2 Product Demonstrations / Exhibitor Sessions (30 minutes)
Dan Nickolai, Saint Louis University
“Placement Test Development with SLUPE”
This presentation will showcase SLUPE, a new software platform for creating adaptive language placement tests. The developer will be on site to discuss the development, challenges, and successes of the project. Question item development, test validation, and implementation of the tool will be covered throughout this session. All attendees will be invited to create a free account for test development at their own institutions.
Carl S. Blyth, University of Texas at Austin
“eComma: A Web Application to Promote Collaborative L2 Reading”

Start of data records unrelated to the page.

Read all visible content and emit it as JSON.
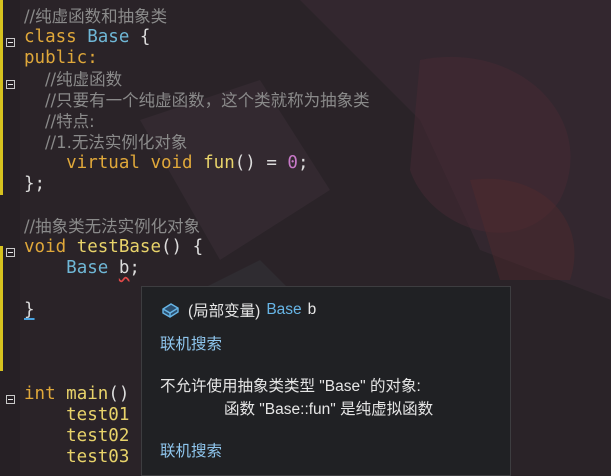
{
  "editor": {
    "lines": [
      [
        {
          "t": "//纯虚函数和抽象类",
          "c": "cm"
        }
      ],
      [
        {
          "t": "class ",
          "c": "kw"
        },
        {
          "t": "Base",
          "c": "ty"
        },
        {
          "t": " {",
          "c": "pl"
        }
      ],
      [
        {
          "t": "public:",
          "c": "kw"
        }
      ],
      [
        {
          "t": "    //纯虚函数",
          "c": "cm"
        }
      ],
      [
        {
          "t": "    //只要有一个纯虚函数，这个类就称为抽象类",
          "c": "cm"
        }
      ],
      [
        {
          "t": "    //特点:",
          "c": "cm"
        }
      ],
      [
        {
          "t": "    //1.无法实例化对象",
          "c": "cm"
        }
      ],
      [
        {
          "t": "    virtual ",
          "c": "kw"
        },
        {
          "t": "void ",
          "c": "kw"
        },
        {
          "t": "fun",
          "c": "fn"
        },
        {
          "t": "() = ",
          "c": "pl"
        },
        {
          "t": "0",
          "c": "num"
        },
        {
          "t": ";",
          "c": "pl"
        }
      ],
      [
        {
          "t": "};",
          "c": "pl"
        }
      ],
      [],
      [
        {
          "t": "//抽象类无法实例化对象",
          "c": "cm"
        }
      ],
      [
        {
          "t": "void ",
          "c": "kw"
        },
        {
          "t": "testBase",
          "c": "fn"
        },
        {
          "t": "() {",
          "c": "pl"
        }
      ],
      [
        {
          "t": "    ",
          "c": "pl"
        },
        {
          "t": "Base",
          "c": "ty"
        },
        {
          "t": " ",
          "c": "pl"
        },
        {
          "t": "b",
          "c": "pl squig"
        },
        {
          "t": ";",
          "c": "pl"
        }
      ],
      [],
      [
        {
          "t": "}",
          "c": "pl caret-line"
        }
      ],
      [],
      [],
      [],
      [
        {
          "t": "int ",
          "c": "kw"
        },
        {
          "t": "main",
          "c": "fn"
        },
        {
          "t": "()",
          "c": "pl"
        }
      ],
      [
        {
          "t": "    test01",
          "c": "fn"
        }
      ],
      [
        {
          "t": "    test02",
          "c": "fn"
        }
      ],
      [
        {
          "t": "    test03",
          "c": "fn"
        }
      ]
    ]
  },
  "tooltip": {
    "kind": "(局部变量)",
    "type": "Base",
    "name": "b",
    "search_link_1": "联机搜索",
    "error_line1": "不允许使用抽象类类型 \"Base\" 的对象:",
    "error_line2": "函数 \"Base::fun\" 是纯虚拟函数",
    "search_link_2": "联机搜索",
    "icon": "local-variable-icon"
  }
}
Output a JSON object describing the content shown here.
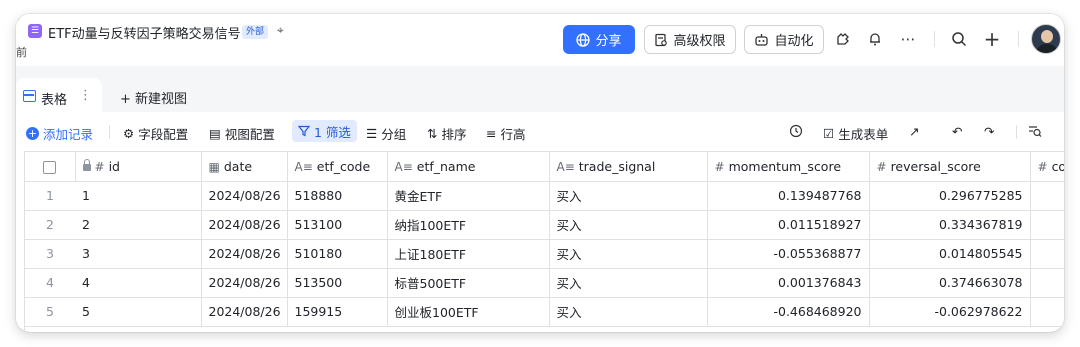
{
  "header": {
    "title": "ETF动量与反转因子策略交易信号",
    "badge": "外部",
    "fragment_left": "前",
    "share_label": "分享",
    "permission_label": "高级权限",
    "automation_label": "自动化"
  },
  "tabs": {
    "active_label": "表格",
    "new_view_label": "+ 新建视图"
  },
  "toolbar": {
    "add_record": "添加记录",
    "field_config": "字段配置",
    "view_config": "视图配置",
    "filter": "1 筛选",
    "group": "分组",
    "sort": "排序",
    "row_height": "行高",
    "create_form": "生成表单"
  },
  "table": {
    "columns": [
      {
        "icon": "#",
        "label": "id"
      },
      {
        "icon": "▦",
        "label": "date"
      },
      {
        "icon": "A≡",
        "label": "etf_code"
      },
      {
        "icon": "A≡",
        "label": "etf_name"
      },
      {
        "icon": "A≡",
        "label": "trade_signal"
      },
      {
        "icon": "#",
        "label": "momentum_score"
      },
      {
        "icon": "#",
        "label": "reversal_score"
      },
      {
        "icon": "#",
        "label": "com"
      }
    ],
    "rows": [
      {
        "n": "1",
        "id": "1",
        "date": "2024/08/26",
        "code": "518880",
        "name": "黄金ETF",
        "signal": "买入",
        "mom": "0.139487768",
        "rev": "0.296775285"
      },
      {
        "n": "2",
        "id": "2",
        "date": "2024/08/26",
        "code": "513100",
        "name": "纳指100ETF",
        "signal": "买入",
        "mom": "0.011518927",
        "rev": "0.334367819"
      },
      {
        "n": "3",
        "id": "3",
        "date": "2024/08/26",
        "code": "510180",
        "name": "上证180ETF",
        "signal": "买入",
        "mom": "-0.055368877",
        "rev": "0.014805545"
      },
      {
        "n": "4",
        "id": "4",
        "date": "2024/08/26",
        "code": "513500",
        "name": "标普500ETF",
        "signal": "买入",
        "mom": "0.001376843",
        "rev": "0.374663078"
      },
      {
        "n": "5",
        "id": "5",
        "date": "2024/08/26",
        "code": "159915",
        "name": "创业板100ETF",
        "signal": "买入",
        "mom": "-0.468468920",
        "rev": "-0.062978622"
      }
    ]
  },
  "colors": {
    "accent": "#3370ff",
    "badge_bg": "#e1eaff",
    "doc_icon": "#8f67f1"
  }
}
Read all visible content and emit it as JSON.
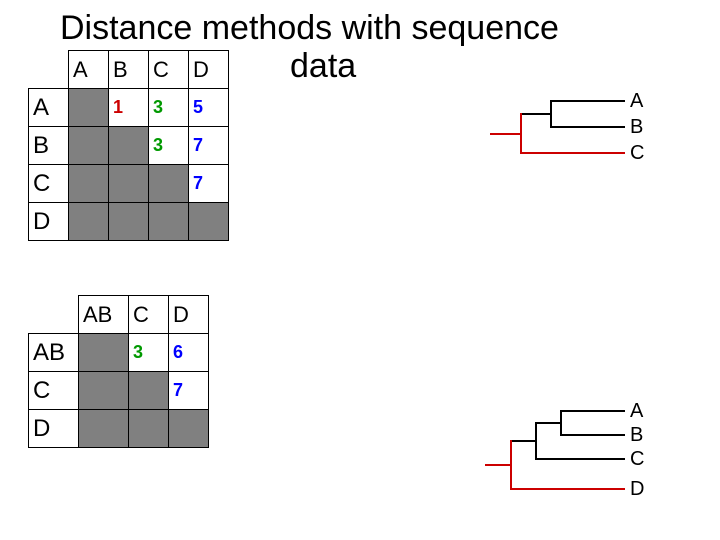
{
  "title_line1": "Distance methods with sequence",
  "title_line2": "data",
  "matrix1": {
    "col_headers": [
      "A",
      "B",
      "C",
      "D"
    ],
    "row_headers": [
      "A",
      "B",
      "C",
      "D"
    ],
    "cells": {
      "A_B": {
        "value": "1",
        "color": "red"
      },
      "A_C": {
        "value": "3",
        "color": "green"
      },
      "A_D": {
        "value": "5",
        "color": "blue"
      },
      "B_C": {
        "value": "3",
        "color": "green"
      },
      "B_D": {
        "value": "7",
        "color": "blue"
      },
      "C_D": {
        "value": "7",
        "color": "blue"
      }
    }
  },
  "matrix2": {
    "col_headers": [
      "AB",
      "C",
      "D"
    ],
    "row_headers": [
      "AB",
      "C",
      "D"
    ],
    "cells": {
      "AB_C": {
        "value": "3",
        "color": "green"
      },
      "AB_D": {
        "value": "6",
        "color": "blue"
      },
      "C_D": {
        "value": "7",
        "color": "blue"
      }
    }
  },
  "tree1": {
    "tips": [
      "A",
      "B",
      "C"
    ]
  },
  "tree2": {
    "tips": [
      "A",
      "B",
      "C",
      "D"
    ]
  }
}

Reading in a foreign language can be a lonely and frustrating experience. If only learners could receive guidance and feedback whenever they encountered difficulties during the reading process. This vision is now a reality thanks to an open source web application called eComma that facilitates more social and collaborative forms of reading. With the rise of mobile devices such iPads and Kindles, social reading has migrated from physical classrooms to virtual spaces. The goal of this presentation is to demonstrate social reading, an Internet-mediated collaborative activity during which a group of people synchronously read the same text together. To experience social reading first hand, audience members will read an online text and share comments in real time using eComma, an open source web application produced by the Center of Open Educational Resources and Language Learning (COERLL). Following this brief demonstration, a pilot study will be discussed to illustrate how students employ eComma’s suite of tools (e.g., textual annotation, tags, word clouds and heat maps) to arrive at a collaborative textual interpretation. Participants will gain an understanding of the benefits of social reading and will become familiar with eComma and other free Internet technologies that promote more social forms of reading.